The whole issue is very complicated, and doesn't just involve rancher Bundy, isn't about unpaid taxes/fines, or that the BLM are alleged to be minions of Satan, or that endangered desert tortoises are at risk, or the whole spectacle chiefly concerns the grandfathered use of public/private/tribal land and water exploitation.
The real issue is about how both the BLM and NV ranchers are often supporting laws they agree with while ignoring the laws they don't like or care to enforce while at the same time the government agencies are sued by environmentalists into enforcing laws that neither they or the environmentalists understand or even support.
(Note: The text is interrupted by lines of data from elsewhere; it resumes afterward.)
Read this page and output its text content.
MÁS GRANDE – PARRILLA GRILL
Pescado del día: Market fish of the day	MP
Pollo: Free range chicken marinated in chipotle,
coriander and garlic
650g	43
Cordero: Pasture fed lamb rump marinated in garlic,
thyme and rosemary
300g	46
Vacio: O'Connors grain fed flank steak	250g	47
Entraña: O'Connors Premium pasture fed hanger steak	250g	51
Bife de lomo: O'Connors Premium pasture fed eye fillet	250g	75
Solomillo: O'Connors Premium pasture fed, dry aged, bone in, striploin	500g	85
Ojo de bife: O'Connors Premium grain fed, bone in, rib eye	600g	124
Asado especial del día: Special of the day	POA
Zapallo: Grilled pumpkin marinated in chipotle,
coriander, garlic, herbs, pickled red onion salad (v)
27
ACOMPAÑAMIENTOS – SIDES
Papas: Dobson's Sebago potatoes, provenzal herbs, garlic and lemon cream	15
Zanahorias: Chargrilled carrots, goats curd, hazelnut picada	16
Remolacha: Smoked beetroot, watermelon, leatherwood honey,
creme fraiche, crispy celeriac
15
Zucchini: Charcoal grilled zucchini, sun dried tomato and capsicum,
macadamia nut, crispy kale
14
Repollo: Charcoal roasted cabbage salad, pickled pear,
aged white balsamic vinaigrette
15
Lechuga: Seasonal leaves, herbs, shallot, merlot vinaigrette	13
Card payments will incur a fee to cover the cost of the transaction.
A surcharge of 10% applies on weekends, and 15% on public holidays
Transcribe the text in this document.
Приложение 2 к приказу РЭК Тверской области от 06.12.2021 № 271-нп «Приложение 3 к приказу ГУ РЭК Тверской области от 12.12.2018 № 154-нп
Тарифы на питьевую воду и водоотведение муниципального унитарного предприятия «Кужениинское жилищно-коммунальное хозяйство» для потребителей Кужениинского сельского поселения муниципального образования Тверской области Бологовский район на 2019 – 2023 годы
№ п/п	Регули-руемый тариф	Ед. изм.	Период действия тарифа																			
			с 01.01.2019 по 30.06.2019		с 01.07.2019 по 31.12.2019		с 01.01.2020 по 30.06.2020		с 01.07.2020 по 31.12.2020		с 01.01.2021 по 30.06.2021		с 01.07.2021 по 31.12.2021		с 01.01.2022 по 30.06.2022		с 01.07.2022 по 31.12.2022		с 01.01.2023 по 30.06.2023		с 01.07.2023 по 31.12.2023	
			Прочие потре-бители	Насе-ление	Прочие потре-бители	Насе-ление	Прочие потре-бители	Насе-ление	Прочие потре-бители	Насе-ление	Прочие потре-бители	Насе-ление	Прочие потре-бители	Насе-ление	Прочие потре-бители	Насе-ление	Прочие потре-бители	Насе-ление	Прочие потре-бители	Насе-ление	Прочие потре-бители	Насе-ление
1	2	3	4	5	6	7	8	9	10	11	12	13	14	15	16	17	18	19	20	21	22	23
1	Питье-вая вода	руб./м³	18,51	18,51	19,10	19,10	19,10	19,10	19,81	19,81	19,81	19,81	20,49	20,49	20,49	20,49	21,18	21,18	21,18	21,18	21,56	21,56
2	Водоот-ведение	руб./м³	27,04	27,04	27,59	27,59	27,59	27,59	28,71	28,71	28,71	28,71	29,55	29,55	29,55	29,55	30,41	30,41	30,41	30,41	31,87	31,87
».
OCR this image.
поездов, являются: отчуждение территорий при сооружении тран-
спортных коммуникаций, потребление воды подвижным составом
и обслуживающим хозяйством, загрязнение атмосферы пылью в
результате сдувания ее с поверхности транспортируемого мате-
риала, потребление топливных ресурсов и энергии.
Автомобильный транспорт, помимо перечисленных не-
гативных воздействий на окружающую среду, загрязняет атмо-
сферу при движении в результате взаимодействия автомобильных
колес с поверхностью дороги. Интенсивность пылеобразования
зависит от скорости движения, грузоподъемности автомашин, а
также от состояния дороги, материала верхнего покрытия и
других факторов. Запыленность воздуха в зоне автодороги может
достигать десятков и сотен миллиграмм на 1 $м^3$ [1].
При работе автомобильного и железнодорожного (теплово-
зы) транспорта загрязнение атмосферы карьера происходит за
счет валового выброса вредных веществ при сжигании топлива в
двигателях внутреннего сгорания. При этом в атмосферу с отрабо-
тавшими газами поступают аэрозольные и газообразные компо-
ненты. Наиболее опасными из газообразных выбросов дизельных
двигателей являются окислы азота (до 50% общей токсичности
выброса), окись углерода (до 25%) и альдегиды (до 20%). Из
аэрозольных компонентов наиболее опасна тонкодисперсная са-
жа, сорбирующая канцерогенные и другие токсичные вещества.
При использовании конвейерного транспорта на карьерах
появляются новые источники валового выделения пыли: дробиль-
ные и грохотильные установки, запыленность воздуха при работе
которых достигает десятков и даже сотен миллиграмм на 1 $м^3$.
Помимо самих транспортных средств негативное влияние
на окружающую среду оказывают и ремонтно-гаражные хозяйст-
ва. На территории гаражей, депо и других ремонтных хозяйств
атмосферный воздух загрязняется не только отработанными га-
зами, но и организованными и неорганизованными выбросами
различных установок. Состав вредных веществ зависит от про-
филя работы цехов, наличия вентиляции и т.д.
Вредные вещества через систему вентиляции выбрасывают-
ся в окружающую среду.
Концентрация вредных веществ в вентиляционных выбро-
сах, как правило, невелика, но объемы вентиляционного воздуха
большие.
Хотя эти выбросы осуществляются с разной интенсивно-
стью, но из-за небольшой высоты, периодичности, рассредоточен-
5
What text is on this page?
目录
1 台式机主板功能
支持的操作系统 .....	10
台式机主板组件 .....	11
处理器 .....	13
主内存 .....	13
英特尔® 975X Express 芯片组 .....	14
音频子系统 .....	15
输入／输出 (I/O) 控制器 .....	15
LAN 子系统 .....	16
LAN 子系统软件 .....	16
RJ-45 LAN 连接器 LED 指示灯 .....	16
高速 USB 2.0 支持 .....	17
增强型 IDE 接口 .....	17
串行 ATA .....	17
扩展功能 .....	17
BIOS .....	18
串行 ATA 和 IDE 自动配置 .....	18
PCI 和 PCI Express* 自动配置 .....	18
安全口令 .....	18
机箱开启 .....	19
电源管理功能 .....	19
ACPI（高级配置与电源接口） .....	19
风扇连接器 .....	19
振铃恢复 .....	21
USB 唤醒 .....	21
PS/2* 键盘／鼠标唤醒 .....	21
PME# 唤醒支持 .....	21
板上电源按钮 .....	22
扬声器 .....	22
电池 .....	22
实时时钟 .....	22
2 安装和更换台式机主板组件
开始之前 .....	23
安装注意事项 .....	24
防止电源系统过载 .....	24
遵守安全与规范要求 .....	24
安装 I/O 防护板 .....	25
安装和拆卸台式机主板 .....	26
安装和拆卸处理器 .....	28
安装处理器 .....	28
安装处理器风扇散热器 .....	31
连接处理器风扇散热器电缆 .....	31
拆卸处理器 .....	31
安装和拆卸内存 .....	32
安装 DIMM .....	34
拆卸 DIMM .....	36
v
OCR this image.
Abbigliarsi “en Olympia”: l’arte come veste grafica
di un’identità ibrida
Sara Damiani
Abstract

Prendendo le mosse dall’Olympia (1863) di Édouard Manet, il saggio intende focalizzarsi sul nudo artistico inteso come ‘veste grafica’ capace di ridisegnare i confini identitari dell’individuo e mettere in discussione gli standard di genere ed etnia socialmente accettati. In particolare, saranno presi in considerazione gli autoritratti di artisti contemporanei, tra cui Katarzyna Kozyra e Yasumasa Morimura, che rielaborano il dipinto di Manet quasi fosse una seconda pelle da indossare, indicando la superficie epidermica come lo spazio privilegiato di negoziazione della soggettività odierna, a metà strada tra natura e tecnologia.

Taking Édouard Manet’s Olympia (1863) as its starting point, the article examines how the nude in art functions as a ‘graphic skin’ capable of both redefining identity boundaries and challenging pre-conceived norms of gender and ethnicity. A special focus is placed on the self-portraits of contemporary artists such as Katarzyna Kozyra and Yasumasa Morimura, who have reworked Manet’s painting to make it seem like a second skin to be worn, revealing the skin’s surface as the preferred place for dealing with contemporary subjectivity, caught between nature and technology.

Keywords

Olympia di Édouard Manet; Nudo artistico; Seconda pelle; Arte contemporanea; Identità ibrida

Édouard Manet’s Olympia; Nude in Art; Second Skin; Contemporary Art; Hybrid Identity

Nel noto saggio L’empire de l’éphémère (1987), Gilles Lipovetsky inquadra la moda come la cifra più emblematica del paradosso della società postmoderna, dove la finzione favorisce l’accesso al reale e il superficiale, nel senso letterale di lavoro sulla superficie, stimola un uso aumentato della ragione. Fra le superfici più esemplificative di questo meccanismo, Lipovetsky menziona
One of the top issues here is about water rights, yet the codified laws about water rights in Nevada are probably the least confusing of all issues in this conflict.
It's not just this one rancher named Bundy; it's every rancher and farmer in the state of Nevada. This issue is so messed up that even different Federal agencies are at odds with one another (US Forestry Service vs. BLM) and departments and districts within the BLM are internally at odds with one another over more zealous districts making up rules as they see fit and holding them up as 'law' even if they run contrary to real laws and treaties. This conflict is more complicated and has more 'sides' in the fight than the Balkans Conflict of the 1990s.
All sides in this need to take a big step back, but the reason that this Bundy ranch incident became such a spectacle is because a landowner in Nevada finally stood up to the Feds and most surprisingly the Feds blinked.
These laws and rules and control and jurisdictions need to be addressed at the Congressional level, in my opinion.
... and to stay on topic, the fact that drunks 3000 miles away in Sarasota Florida are punching each other up in saloon fights over this incident going on in my home state is just bewildering.
The animosity between US Forestry Service vs. BLM is the stuff of legends.